Les élus socialistes et républicains se sont réunis autour de Ségolène Royal, ce dimanche 18 mars, à Paris.Les élus ariégeois étaient présents parmi lesquels, Jean Pierre BEL, Augustin BONREPAUX, Jean Noel FONDERE, Marc CARBALLIDO, Frédérique MASSAT, Richard SENSSAC, Kamel CHIBLI...
Devant 4.000 maires, conseillers généraux ou régionaux réunis à la porte de Versailles, Ségolène Royal appelle à enterrer la Ve République : "Cette République nouvelle dont vous êtes les acteurs à l'avant-garde, cette République nouvelle nous la réussirons. Et lorsque nous l'aurons réussie, grâce au vote des Français dans un référendum, notre République sera ancrée sur ses traditions mais en même temps tournée vers le futur. Alors à ce moment-là, oui ce sera notre VIe République", a poursuivi la candidate socialiste.

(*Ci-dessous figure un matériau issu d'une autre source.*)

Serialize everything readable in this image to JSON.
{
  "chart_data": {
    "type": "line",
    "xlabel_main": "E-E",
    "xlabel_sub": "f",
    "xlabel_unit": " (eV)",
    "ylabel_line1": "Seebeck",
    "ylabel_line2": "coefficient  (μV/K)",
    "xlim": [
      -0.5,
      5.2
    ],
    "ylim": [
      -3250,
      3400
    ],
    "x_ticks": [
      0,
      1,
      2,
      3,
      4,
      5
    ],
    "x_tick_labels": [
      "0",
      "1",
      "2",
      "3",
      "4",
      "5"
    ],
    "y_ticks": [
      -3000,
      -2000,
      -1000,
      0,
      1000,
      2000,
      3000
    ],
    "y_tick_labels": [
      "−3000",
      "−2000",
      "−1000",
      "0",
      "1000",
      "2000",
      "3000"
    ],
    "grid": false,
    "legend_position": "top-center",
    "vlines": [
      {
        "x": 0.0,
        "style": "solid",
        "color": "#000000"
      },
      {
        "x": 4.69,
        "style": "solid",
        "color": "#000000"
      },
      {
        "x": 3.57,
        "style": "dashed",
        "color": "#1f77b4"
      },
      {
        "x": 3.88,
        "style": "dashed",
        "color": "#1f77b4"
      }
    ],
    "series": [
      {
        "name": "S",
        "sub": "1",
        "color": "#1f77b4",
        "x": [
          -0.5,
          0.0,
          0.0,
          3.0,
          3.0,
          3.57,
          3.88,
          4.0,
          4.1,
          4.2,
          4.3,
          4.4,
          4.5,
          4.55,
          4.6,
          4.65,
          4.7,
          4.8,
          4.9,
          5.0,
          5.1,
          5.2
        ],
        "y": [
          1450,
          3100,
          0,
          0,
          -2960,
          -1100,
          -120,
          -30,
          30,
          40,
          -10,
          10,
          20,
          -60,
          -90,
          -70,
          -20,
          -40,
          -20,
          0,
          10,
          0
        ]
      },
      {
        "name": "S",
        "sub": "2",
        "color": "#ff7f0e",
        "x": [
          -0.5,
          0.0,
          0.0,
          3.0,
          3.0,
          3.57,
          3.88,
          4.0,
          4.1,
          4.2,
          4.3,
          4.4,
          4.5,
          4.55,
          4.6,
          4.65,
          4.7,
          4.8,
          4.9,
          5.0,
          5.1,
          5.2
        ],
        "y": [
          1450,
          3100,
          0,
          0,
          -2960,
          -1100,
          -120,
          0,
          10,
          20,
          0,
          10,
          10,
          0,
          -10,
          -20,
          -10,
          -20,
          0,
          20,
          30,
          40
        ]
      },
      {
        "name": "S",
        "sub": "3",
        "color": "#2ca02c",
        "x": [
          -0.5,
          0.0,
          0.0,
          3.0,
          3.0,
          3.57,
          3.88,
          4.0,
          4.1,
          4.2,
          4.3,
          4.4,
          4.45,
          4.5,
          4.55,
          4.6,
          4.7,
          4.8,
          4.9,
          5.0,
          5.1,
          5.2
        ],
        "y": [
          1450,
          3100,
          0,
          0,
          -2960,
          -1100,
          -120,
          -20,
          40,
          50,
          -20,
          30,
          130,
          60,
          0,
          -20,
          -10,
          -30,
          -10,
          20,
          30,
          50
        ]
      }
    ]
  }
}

La nouvelle République de Ségolène Royal s'appuie sur quatre piliers: - "démocratie parlementaire revivifiée qui va mettre fin au cumul des mandats, démocratie sociale "qui va faire à la France un bond dans le futur", démocratie participative et démocratie territoriale.

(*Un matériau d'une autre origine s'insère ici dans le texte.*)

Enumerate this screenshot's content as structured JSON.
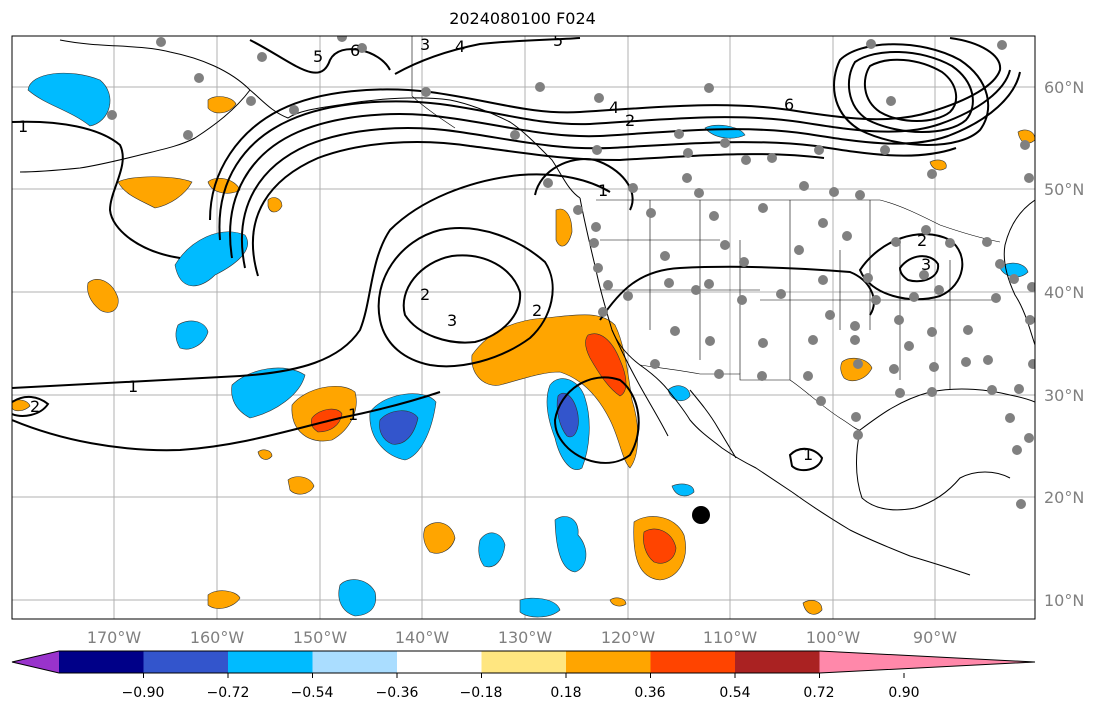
{
  "title": "2024080100 F024",
  "map": {
    "lon_labels": [
      "170°W",
      "160°W",
      "150°W",
      "140°W",
      "130°W",
      "120°W",
      "110°W",
      "100°W",
      "90°W"
    ],
    "lat_labels": [
      "60°N",
      "50°N",
      "40°N",
      "30°N",
      "20°N",
      "10°N"
    ],
    "contour_labels": [
      "1",
      "1",
      "1",
      "1",
      "1",
      "2",
      "2",
      "2",
      "2",
      "2",
      "3",
      "3",
      "3",
      "4",
      "4",
      "5",
      "5",
      "6",
      "6"
    ],
    "colorbar": {
      "ticks": [
        "−0.90",
        "−0.72",
        "−0.54",
        "−0.36",
        "−0.18",
        "0.18",
        "0.36",
        "0.54",
        "0.72",
        "0.90"
      ],
      "colors": [
        "#9933cc",
        "#000088",
        "#3355cc",
        "#00bbff",
        "#aaddff",
        "#ffffff",
        "#ffe680",
        "#ffa500",
        "#ff4400",
        "#aa2222",
        "#ff88aa"
      ]
    },
    "colors": {
      "neg_strong": "#3355cc",
      "neg": "#00bbff",
      "pos": "#ffa500",
      "pos_strong": "#ff4400",
      "station": "#808080",
      "grid": "#b0b0b0"
    }
  }
}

"Nous laissons le soin à Nicolas Sarkozy et François Bayrou de s'agripper aux oripeaux de la Ve République", se félicite Arnaud Montebourg.
La candidate socialiste a fait monter sur la scène tous les dirigeants socialistes présents "Merci du fond du cœur pour votre parrainage. Plus de 4.000 signatures sont arrivées au Conseil constitutionnel Je sais ce que je vous dois, je sais ce que je dois à mon parti, je sais ce que je dois aux militants. Vous qui consacrez votre vie au bien public, vous savez que c'est le désintéressement qui fait les grands destins. Si je suis ici devant vous c'est d'abord parce que je suis une des vôtres", explique-t-elle en retraçant son parcours de conseillère municipale, générale, député et présidente de région.

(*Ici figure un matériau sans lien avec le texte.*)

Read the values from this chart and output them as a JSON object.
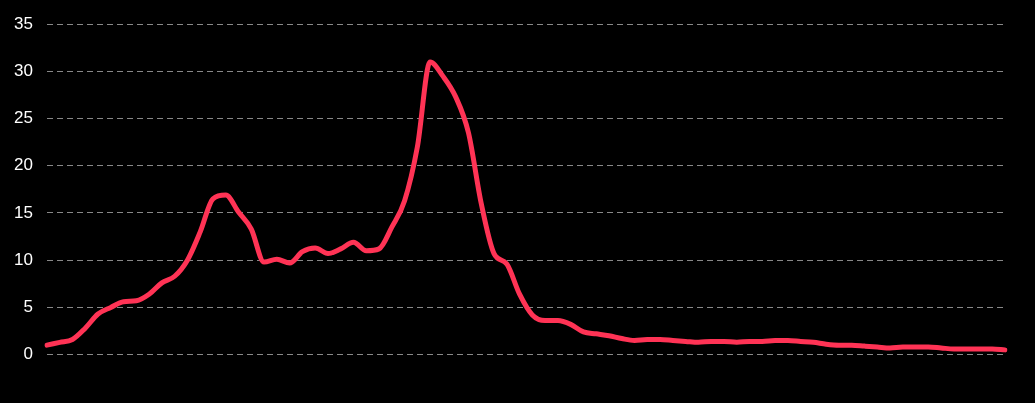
{
  "chart_data": {
    "type": "line",
    "categories": [
      null,
      null,
      null,
      null,
      null,
      null,
      null,
      null,
      null,
      null,
      null,
      null,
      null,
      null,
      null,
      null,
      null,
      null,
      null,
      null,
      null,
      null,
      null,
      null,
      null,
      null,
      null,
      null,
      null,
      null,
      null,
      null,
      null,
      null,
      null,
      null,
      null,
      null,
      null,
      null,
      null,
      null,
      null,
      null,
      null,
      null,
      null,
      null,
      null,
      null,
      null,
      null,
      null,
      null,
      null,
      null,
      null,
      null,
      null,
      null,
      null,
      null,
      null,
      null,
      null,
      null,
      null,
      null,
      null,
      null,
      null,
      null,
      null,
      null,
      null,
      null
    ],
    "series": [
      {
        "color": "#ff3355",
        "values": [
          1.0,
          1.3,
          1.6,
          2.8,
          4.3,
          5.0,
          5.6,
          5.7,
          6.4,
          7.6,
          8.3,
          10.0,
          13.0,
          16.5,
          16.9,
          15.1,
          13.3,
          9.8,
          10.1,
          9.7,
          10.9,
          11.3,
          10.7,
          11.2,
          11.9,
          11.0,
          11.2,
          13.5,
          16.3,
          22,
          31.0,
          29.5,
          27.3,
          23.5,
          16,
          10.7,
          9.6,
          6.4,
          4.2,
          3.6,
          3.6,
          3.2,
          2.4,
          2.2,
          2.0,
          1.7,
          1.5,
          1.6,
          1.6,
          1.5,
          1.4,
          1.3,
          1.4,
          1.4,
          1.3,
          1.4,
          1.4,
          1.5,
          1.5,
          1.4,
          1.3,
          1.1,
          1.0,
          1.0,
          0.9,
          0.8,
          0.7,
          0.8,
          0.8,
          0.8,
          0.7,
          0.6,
          0.6,
          0.6,
          0.6,
          0.5
        ]
      }
    ],
    "ylim": [
      0,
      35
    ],
    "yticks": [
      0,
      5,
      10,
      15,
      20,
      25,
      30,
      35
    ],
    "grid": "y",
    "legend": false,
    "marker": "none",
    "line_style": "solid"
  }
}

Claude Bartolone explique que le "partage des tâches" est clair. A la candidate de dérouler ses propositions, à Dominique Strauss-Kahn et François Hollande, "l'entreprise de démolition" des candidats de l'UMP et de l'UDF.
"Chaque fois que l'UDF est en responsabilité, chaque fois qu'elle dirige, elle ne le fait pas avec les uns ou avec les autres", explique le premier secrétaire du PS. "Elle le fait toujours avec la droite et rien qu'avec la droite parce que c'est dans sa nature, parce c'est dans sa culture".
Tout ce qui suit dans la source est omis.